By 1853 Brown's business had grown to the point of employing fourteen persons, and it was then that Lucian Sharpe was taken into partnership and the firm became J. R. Brown & Sharpe. Fifteen years later they incorporated under the name of Brown & Sharpe Manufacturing Company.
In 1855 Brown invented a precision gear cutter to make clock gears and to supply his jobbing customers with gears. The machine was capable not only of producing accurate gears but also of drilling index plates and doing circular graduating. Several of them were built and sold and one is still preserved for its historic significance. The introduction of these several precision tools and their acceptance both in this country and abroad, coupled with a contract in 1861 to make Wilcox & Gibbs sewing machines, marked a turning point in Brown's life in that he stopped making clocks and gave his whole time and thought to his manufacturing interests and the development of machine tools. The Civil War proved a stimulus to this development because of ordnance requirements.
Thus Brown in 1861 designed and built a turret screw machine for a company manufacturing muskets. He also invented and built during this and the following year a universal milling machine which embodied such important advantages in all types of manufacturing that the demand taxed to the limit the facilities of his plant. Ten machines were sold in 1862 and seventeen were made for as many gun factories during the remaining three years of the war. By 1870 twenty machines had been distributed abroad into twelve different countries. For this invention Brown received Patent No. 46, 621 on February 21, 1865, and so far as is known, it was always respected. Brown's greatest achievement, probably, was the invention of the universal grinding machine, Patent No. 187, 770, February 27, 1877, issued after his death.

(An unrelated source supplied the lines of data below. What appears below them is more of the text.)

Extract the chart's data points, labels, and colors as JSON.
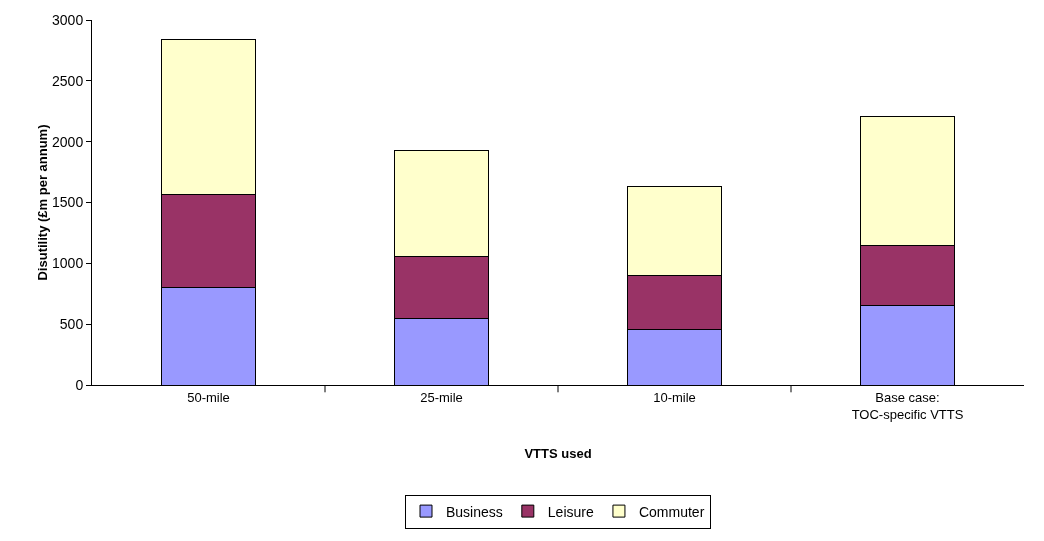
{
  "chart_data": {
    "type": "bar",
    "xlabel": "VTTS used",
    "ylabel": "Disutility (£m per annum)",
    "categories": [
      "50-mile",
      "25-mile",
      "10-mile",
      "Base case: TOC-specific VTTS"
    ],
    "stacked": true,
    "series": [
      {
        "name": "Business",
        "color": "#9999ff",
        "values": [
          805,
          545,
          460,
          650
        ]
      },
      {
        "name": "Leisure",
        "color": "#993366",
        "values": [
          760,
          515,
          440,
          500
        ]
      },
      {
        "name": "Commuter",
        "color": "#ffffcc",
        "values": [
          1275,
          870,
          735,
          1060
        ]
      }
    ],
    "ylim": [
      0,
      3000
    ],
    "yticks": [
      0,
      500,
      1000,
      1500,
      2000,
      2500,
      3000
    ],
    "grid": false,
    "legend": "bottom"
  }
}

In this he introduced an entirely new conception of manufacturing procedure in that articles could be hardened first and then ground with the utmost accuracy and the least waste. This is the universal practise to-day in all modern manufacturing and tool plants. It was the result of over ten years' constant thought and experimenting, beginning about the time he started making sewing machines and ending just before his death. It was also during this most productive period in Brown's career, namely, 1860 to 1870, that he invented the formed gear cutter which could be sharpened on its face without changing its form.
This improvement on earlier gear cutters had a marked influence in the general adoption by manufacturers of the involute form for cut gearing as well as for the use of diametral pitch. Brown had always the respect and love of his employees. He had a contagious enthusiasm about his inventions which was shared by all of his associates and his whole-souled affection for each new mechanism was most genuine.
His death was very unexpected, occurring at Isles of Shoals, New Hampshire, while he was taking a short vacation.
Achievements
Joseph Brown perfected and produced a highly accurate linear dividing engine in 1850, and in the succeeding two years he developed a vernier caliper reading to thousandths of an inch and also applied vernier methods to the protractor. Brown’s micrometer caliper, widely used in industry, appeared in 1867.
He also invented a precision gear cutter in 1855 to produce clock gears, a universal milling machine in 1862, and, perhaps his finest innovation, a universal grinding machine (patented in 1877), in which articles were hardened first and then ground, thereby increasing accuracy and eliminating waste.
Another Joseph Brown's achievement was in the establishment in 1853 of Brown and Sharpe in the partnership with Lucian Sharpe, which exists to this day and now focuses on measuring tools and CMM software.
Connections
In 1837 Brown was married to Caroline B. Niles, who died in 1851; in 1852 he was married to Jane Frances Mowray, who with one daughter survived him.